Both sides offered experts who were lawyers, judges or mediators, none of which had ever adjusted a claim (one had been adjuster in the 1960s, which is the same as never having adjusted a claim in today’s context). The Court affirmed the exclusion of all of them, and this case may be a vehicle for the high Court to define the use of experts in these cases once and for all.
Kentucky Court of Appeals - Unpublished
Insurance – KRS 304.12-235
The Medical Protective Company v. Wiles, 2011 WL 2420011 (Ky.App. June 17, 2011), motion for discretionary review denied and opinion ordered de-published August 15, 2012.
This statute which provides for penalty interest and attorney fees in the case of unreasonable delay applies only to named insureds and health providers. As obvious as this is, plaintiffs keep arguing that it applies to third party claimants.
Kentucky Supreme Court
Product Liability – Economic Loss Doctrine
Giddings & Lewis, Inc. v. Industrial Risk Insurers, 348 S.W.3d 729 (Ky. June 16, 2011)
The Supreme Court has now clearly recognized the so-called economic loss doctrine. The fact that this rule is considered a doctrine shows just how close we have come to the total absorption of contract law into tort law. A student of the law of torts should wonder how the bench and bar have become so confused. Where the relationship between the parties is contractual, a suit for damages arising from that contract should generally be in contract. The exception, of course, should be where the interest protected by a tort is at issue. The tort of negligence protects the interest one has in person and property to be free of unreasonable risk. The mere fact that performance may be measured by the word “negligence” or “standard of care” does not mean that the action is in tort. That is why most professional negligence cases lie in contract, excepting of course suits in which personal injury is alleged. The bench and bar appear to be unclear in that respect as well, and perhaps this case portends some clarification in those cases as well. The Court also rejected an exception for “calamitous” loss, and defined the product as the product that was sold by the seller, declining to permit a buyer from breaking down the product into its component parts.

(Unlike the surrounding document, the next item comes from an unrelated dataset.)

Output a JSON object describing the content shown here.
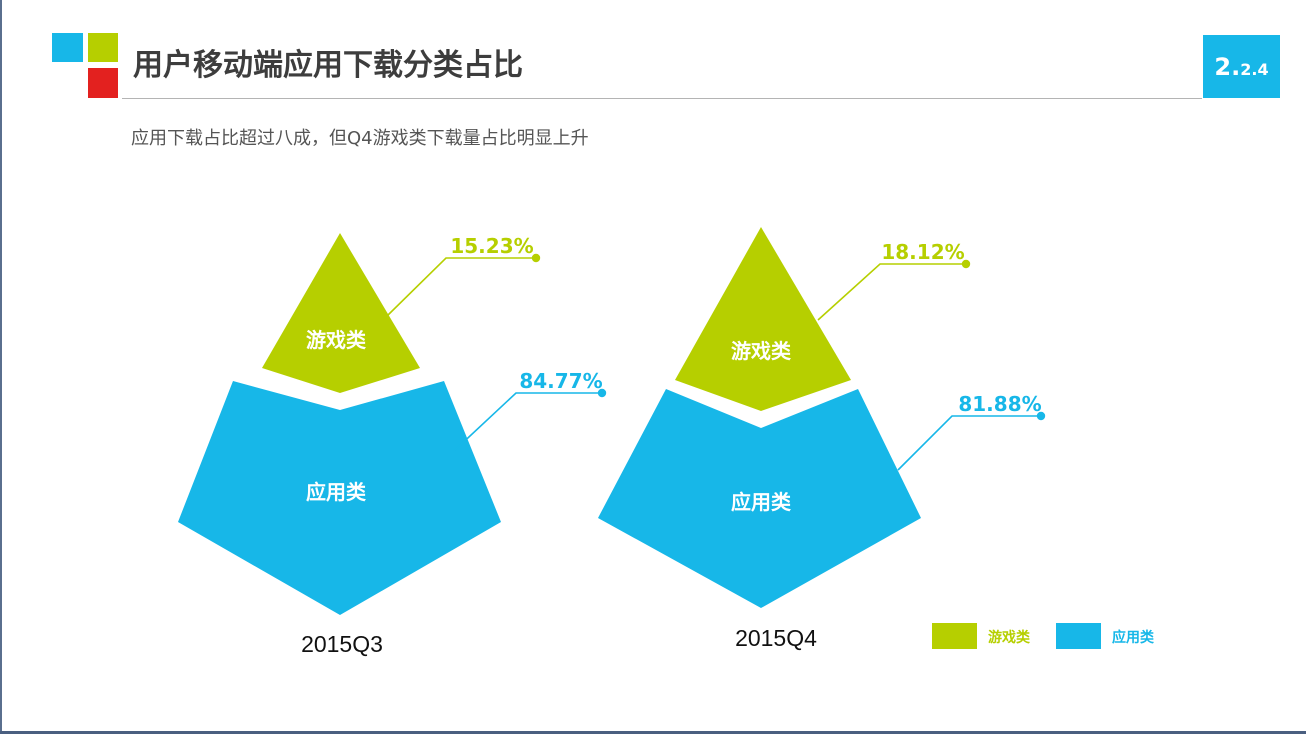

Of course, these ancillary rulings are likewise consistent with the traditional difference between tort and contract, but it's not clear that the Court found that difference to be the controlling point.
Kentucky Supreme Court
Schools – Report of Abuse and Supervision – Qualified Immunity
Turner v. Nelson, 342 S.W.3d 866 (Ky. June 16, 2011)
At the outset, the Court held that the mandatory reporting requirement of KRS 620.030 did not apply to conduct between two minor students where no parent, guardian, or other person exercising custodial control or supervision of the child was involved. See KRS 620.020(1). However, had it applied, the Court nonetheless determined that the decision not to report would have been discretionary where the nature of the conduct was subject to investigation and interpretation. As to the more generally duty to supervise, the Court distinguished situations where a specific rule was not enforced or there was a failure to supervise at all, and emphasized the need for latitude and discretion in the supervision of students.